Button cells are suitable for small electronic appliances such as wristwatches, microphones, handy remote controllers, electronic pocketbooks, electronic thermometers, car keys, and so on. These cells can be used at low temperatures. Button cells are usually divided into rechargeable and non-rechargeable ones. The English letters on a button-cell battery represent the type of battery while the number represents the size.
Why do we need Button Cell Charger?
NiCd charger would overcharge NiMH. Do not leave a nickel-based battery in the charger for more than a few days. The charge algorithm for NiMH is similar to NiCd with the exception that NiMH is more complex. Negative Delta V to detect full charge is faint, especially when charging at less than 0.5C. A mismatched or hot pack reduces the symptoms further.
In miniature circuits, the trend is away from expensive dry button cells and towards NiCd button types. These batteries are easy to maintain: however, they may be with a constant current for a certain fixed period, normally 14-16 hours.

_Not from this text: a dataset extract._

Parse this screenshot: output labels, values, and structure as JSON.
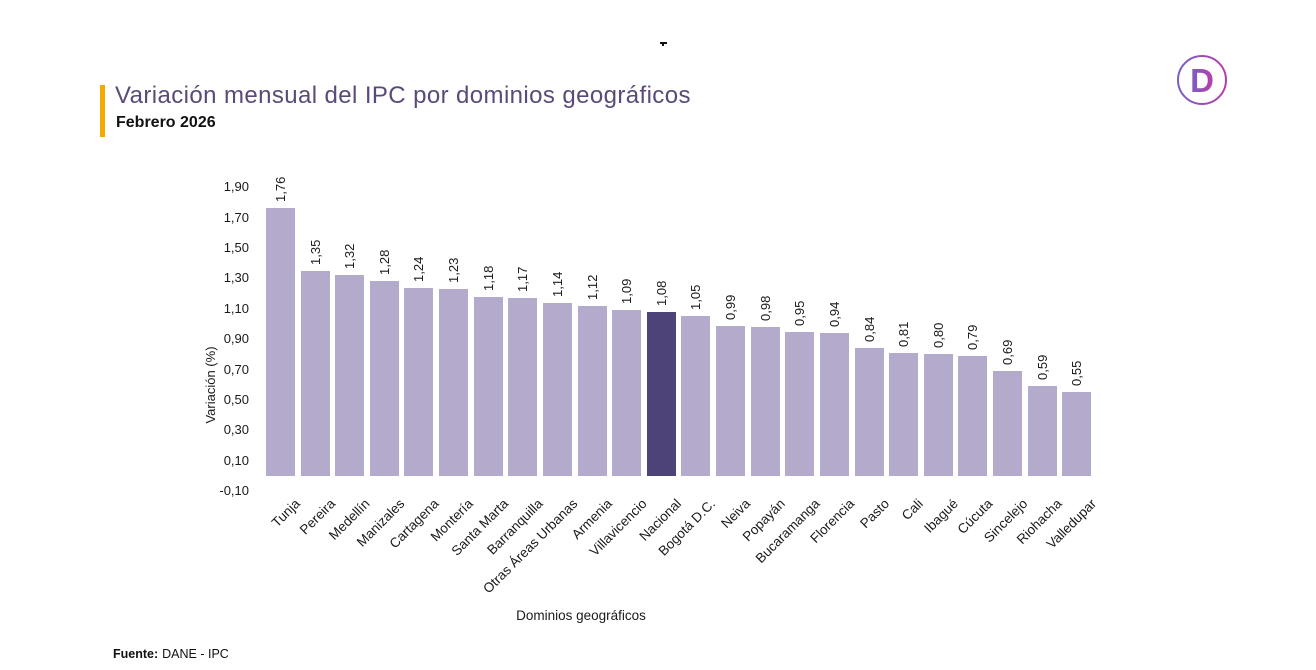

The usual NiCd battery charger is generally not suitable for charging button cells, as their minimum charging current is too high for these cells. However, the button cell charger described here operates from a 9 V mains adaptor and can charge from one to five button cells.
Button Cell Charger Circuit Diagram:
D1 is a protection diode, while R1 and C1 decouple the supply line to charging processor IC1, an economy model of the well-known U2400B. D3 is a safeguard against polarity reversal of the button cells. R4 limits the charging current to 5 mA. During trickle charging, a current of 0.5 mA flows through R4 and R5. The value of C2 determines the charging time. After the mains adaptor is plugged in, the cells are charged at full current for a period shown in the table (T1 is ON): after that period trickle charging takes place (T1 is OFF). The trickle charging current is always 1/10 of the full charging current.